The reason for Tina’s decision is a sign she says found posted on the field that had the words, “pesticide application” on it, followed by the date of that very day. There was also an image on the sign that clearly warned people not to use the grass.
“I was the only mom who left with her kid because it wasn’t a safe place to be,” said Hurlbert.
Tina says she then took her story to Facebook where her message reached a pair of moms from West Hartford who started a group called Grassroots West Hartford. Officials with that organization tell us they’ve been working with public works officials in their community to stop pesticide use on their ball fields.
“Our town, I think, wants to respond to what the community wants so they made the pledge to send a few of their groundskeepers to a course, a pretty extensive course and start to transition to organic and natural lawn care,” said Kim Huges, co-founder Grassroots West Hartford.

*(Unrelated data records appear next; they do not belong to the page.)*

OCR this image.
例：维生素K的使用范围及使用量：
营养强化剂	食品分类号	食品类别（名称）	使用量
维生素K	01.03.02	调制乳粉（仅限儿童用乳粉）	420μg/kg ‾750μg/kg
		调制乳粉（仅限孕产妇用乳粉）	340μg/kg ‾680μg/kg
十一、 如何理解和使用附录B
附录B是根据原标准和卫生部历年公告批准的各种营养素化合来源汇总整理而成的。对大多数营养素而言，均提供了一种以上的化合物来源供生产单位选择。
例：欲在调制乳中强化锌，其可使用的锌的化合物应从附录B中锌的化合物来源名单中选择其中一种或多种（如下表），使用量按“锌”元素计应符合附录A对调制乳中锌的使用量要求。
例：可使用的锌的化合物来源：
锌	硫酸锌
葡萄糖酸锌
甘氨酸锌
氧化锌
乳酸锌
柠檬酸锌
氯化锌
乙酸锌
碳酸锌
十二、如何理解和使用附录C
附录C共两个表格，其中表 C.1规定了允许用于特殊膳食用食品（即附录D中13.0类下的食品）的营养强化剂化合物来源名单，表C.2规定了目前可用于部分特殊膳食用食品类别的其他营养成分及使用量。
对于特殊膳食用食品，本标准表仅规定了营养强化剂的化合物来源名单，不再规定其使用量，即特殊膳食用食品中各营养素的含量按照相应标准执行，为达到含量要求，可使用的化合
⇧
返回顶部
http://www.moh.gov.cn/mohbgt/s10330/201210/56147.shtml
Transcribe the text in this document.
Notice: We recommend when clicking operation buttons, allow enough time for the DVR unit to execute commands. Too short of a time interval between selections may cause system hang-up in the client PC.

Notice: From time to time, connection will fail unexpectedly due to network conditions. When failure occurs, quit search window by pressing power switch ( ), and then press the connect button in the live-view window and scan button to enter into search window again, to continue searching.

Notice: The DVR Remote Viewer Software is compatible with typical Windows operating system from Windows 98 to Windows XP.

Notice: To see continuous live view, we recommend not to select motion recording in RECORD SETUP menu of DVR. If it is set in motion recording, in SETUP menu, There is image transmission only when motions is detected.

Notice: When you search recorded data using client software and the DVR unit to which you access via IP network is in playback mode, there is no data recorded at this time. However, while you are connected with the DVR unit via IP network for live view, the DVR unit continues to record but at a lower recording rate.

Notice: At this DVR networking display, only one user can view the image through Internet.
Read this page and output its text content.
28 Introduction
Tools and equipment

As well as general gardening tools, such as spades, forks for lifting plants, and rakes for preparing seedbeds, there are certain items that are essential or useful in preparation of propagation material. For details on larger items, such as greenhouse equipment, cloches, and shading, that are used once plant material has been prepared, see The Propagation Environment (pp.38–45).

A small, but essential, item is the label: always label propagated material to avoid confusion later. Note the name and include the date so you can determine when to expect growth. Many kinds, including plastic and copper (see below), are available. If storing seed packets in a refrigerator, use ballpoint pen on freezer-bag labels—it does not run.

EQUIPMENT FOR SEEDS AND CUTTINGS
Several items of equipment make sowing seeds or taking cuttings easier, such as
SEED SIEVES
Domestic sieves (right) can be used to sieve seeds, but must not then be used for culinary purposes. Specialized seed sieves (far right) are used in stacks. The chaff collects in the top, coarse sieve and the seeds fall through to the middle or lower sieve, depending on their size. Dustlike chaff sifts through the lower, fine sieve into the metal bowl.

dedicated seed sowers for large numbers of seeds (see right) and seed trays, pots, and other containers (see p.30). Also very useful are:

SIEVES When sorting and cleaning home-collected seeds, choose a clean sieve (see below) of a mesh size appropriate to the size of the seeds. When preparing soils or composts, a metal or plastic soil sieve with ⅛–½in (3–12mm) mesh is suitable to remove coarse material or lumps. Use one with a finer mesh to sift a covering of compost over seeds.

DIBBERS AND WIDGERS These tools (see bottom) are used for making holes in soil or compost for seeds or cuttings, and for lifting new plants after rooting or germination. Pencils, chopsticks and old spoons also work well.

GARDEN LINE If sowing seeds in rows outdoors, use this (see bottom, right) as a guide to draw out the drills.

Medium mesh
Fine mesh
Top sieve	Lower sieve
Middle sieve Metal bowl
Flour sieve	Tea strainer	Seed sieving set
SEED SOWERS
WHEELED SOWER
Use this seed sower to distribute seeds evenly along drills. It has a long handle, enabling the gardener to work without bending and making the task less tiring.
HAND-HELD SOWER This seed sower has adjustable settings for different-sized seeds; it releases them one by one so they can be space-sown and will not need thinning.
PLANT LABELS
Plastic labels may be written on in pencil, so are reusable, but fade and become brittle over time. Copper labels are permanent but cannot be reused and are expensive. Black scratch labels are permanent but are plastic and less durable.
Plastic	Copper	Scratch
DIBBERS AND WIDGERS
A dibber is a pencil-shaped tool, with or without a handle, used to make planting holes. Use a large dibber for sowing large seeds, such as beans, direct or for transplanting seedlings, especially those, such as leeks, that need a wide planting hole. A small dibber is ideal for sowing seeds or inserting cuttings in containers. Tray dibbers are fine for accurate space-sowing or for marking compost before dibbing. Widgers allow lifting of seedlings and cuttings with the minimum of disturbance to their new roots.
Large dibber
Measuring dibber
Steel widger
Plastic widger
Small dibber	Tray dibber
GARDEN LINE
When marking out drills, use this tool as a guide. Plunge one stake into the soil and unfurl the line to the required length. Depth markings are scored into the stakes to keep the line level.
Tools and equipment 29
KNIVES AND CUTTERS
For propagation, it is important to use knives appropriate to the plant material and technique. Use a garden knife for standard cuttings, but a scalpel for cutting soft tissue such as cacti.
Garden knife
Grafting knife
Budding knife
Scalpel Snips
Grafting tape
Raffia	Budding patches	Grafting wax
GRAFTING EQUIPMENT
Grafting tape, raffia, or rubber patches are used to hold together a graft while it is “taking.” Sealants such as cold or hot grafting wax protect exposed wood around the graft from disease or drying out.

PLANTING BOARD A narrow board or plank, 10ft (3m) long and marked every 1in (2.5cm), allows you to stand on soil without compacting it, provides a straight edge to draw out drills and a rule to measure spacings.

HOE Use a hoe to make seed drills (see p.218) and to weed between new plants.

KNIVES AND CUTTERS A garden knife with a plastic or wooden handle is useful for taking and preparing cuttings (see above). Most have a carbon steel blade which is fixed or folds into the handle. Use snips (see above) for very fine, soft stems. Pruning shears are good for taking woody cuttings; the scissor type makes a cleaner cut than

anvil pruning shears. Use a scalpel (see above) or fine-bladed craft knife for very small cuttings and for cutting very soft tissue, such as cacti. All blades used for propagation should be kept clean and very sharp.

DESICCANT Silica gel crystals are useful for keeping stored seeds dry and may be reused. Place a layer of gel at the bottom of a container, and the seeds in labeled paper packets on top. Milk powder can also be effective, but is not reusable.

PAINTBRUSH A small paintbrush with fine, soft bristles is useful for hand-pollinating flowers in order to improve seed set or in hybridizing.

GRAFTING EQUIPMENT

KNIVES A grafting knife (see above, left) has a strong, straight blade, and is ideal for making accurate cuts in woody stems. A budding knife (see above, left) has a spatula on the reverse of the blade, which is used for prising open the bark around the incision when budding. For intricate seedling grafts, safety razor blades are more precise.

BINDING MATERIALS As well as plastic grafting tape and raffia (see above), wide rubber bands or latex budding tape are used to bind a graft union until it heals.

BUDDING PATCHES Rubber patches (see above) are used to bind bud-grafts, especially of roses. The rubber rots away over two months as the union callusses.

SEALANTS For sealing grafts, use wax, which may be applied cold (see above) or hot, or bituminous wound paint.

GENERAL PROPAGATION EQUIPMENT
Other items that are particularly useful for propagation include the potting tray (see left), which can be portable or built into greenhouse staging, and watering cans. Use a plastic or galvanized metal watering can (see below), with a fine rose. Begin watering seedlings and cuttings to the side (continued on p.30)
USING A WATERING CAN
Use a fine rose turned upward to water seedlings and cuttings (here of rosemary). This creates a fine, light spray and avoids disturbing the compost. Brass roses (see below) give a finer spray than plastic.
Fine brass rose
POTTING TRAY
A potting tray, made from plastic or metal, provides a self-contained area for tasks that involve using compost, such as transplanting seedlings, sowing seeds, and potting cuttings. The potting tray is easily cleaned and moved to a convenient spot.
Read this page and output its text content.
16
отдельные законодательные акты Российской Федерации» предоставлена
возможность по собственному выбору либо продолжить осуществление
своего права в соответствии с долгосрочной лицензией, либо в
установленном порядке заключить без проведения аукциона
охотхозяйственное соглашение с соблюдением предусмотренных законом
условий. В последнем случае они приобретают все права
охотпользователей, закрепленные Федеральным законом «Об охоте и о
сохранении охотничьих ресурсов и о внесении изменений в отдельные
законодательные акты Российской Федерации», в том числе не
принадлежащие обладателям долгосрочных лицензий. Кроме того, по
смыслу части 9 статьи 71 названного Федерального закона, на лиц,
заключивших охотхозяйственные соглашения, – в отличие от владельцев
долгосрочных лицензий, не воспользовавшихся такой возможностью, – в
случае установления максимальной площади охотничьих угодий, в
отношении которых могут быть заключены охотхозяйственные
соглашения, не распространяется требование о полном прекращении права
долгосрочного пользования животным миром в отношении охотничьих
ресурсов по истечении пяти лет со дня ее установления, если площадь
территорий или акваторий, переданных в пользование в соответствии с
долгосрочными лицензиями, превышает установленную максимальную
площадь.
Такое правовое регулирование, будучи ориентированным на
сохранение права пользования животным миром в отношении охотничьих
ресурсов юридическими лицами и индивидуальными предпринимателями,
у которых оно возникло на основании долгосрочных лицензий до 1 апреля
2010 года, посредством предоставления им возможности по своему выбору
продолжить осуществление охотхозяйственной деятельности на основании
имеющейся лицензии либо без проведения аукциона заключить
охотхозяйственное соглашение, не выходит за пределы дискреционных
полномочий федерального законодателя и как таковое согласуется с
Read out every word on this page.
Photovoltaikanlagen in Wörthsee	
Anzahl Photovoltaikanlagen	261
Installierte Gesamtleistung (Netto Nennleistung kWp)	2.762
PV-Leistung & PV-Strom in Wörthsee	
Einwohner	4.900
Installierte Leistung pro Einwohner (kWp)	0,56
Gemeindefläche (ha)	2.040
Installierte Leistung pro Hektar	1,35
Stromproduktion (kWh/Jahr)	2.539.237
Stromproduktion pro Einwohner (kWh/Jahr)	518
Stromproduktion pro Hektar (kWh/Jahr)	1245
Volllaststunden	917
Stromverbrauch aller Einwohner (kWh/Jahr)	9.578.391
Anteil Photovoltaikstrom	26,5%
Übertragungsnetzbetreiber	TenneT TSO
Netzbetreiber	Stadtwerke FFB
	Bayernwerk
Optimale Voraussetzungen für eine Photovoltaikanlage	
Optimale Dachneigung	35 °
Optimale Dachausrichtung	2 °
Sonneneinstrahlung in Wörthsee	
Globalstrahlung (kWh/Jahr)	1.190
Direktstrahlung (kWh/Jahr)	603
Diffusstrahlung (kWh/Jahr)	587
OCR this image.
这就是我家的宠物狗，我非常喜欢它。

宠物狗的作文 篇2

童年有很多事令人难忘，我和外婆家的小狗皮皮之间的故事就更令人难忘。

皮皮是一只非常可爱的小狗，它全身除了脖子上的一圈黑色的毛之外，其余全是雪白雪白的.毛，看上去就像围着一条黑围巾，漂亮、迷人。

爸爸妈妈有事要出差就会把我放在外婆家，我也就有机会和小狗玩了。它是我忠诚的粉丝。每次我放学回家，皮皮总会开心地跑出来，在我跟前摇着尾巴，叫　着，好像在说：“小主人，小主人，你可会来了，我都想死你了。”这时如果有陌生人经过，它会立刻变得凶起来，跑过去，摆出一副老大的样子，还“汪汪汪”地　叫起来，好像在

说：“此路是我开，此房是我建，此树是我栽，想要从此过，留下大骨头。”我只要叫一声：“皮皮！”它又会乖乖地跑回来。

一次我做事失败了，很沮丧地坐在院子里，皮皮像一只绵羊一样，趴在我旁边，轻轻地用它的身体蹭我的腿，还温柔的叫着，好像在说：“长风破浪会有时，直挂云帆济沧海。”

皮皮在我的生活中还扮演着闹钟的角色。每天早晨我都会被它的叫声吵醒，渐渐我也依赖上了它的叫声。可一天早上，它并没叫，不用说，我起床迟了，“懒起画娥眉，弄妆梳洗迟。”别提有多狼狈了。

But according to the National Pesticide Information Center, “Because people use pesticides to kill, prevent, repel, or in some way adversely affect some living organism (the pest), pesticides by their nature are toxic to some degree. Even the least-toxic products, and those that are natural or organic, can cause health problems if someone is exposed to enough of it.”
In Tina’s case she says even if steps are taken to stop pesticide use on this Middletown field she’ll likely never feel comfortable letting her daughter play ball on this field.
“No, we wouldn’t play here again,” said Hurlbert.
News 8 spoke to the mayor of Middletown, Daniel Drew, about the Tina’s concerns. He says the city is looking to get to the bottom of what happened, adding he personally doesn’t want pesticides to be used on city grass.